The controller 40 may determine whether the water accumulation amount in the engine oil is relatively large without calculating the value of the water accumulation amount MO. For example, the controller 40 may execute the determination as follows. The operating conditions of the forced-induction engine 10 include an operating condition in which the water accumulation amount in the engine oil is likely to increase. The controller 40 measures the time during which the forced-induction engine 10 is operated under the operation condition, in which the water accumulation amount is likely to increase, and determines that the water accumulation amount is relatively large when the time exceeds a certain time.

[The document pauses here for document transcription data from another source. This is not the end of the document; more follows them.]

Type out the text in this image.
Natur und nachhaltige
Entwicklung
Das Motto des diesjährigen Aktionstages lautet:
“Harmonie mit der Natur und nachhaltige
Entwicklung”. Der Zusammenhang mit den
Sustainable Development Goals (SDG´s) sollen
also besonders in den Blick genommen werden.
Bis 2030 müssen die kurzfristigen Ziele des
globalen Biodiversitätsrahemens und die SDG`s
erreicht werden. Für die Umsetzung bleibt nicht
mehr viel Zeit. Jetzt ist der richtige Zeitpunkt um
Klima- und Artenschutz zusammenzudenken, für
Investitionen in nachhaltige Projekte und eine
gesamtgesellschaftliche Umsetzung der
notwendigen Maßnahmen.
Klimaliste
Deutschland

In the above-described embodiment, the turbocharger 20 of a variable nozzle type is employed in the forced-induction engine 10. As long as the turbocharger can adjust the boost efficiency of the compressor 22, a turbocharger of another type may be employed. For example, a bypass passage through which the exhaust gas flows while bypassing the turbine 21 and a turbocharger including a wastegate valve capable of changing the flow passage area of the exhaust gas in the bypass passage may be employed. In this case, the boost efficiency of the compressor 22 can be increased by reducing the opening degree of the wastegate valve and increasing the flow rate of the exhaust gas blown to the turbine 21.

The controller 40 of the above-described embodiment and the modifications thereof may also be employed in a forced-induction engine other than the hydrogen engine.

Various changes in form and details may be made to the examples above without departing from the spirit and scope of the claims and their equivalents. The examples are for the sake of description only, and not for purposes of limitation. Descriptions of features in each example are to be considered as being applicable to similar features or aspects in other examples. Suitable results may be achieved if sequences are performed in a different order, and/or if components in a described system, architecture, device, or circuit are combined differently, and/or replaced or supplemented by other components or their equivalents. The scope of the disclosure is not defined by the detailed description, but by the claims and their equivalents. All variations within the scope of the claims and their equivalents are included in the disclosure.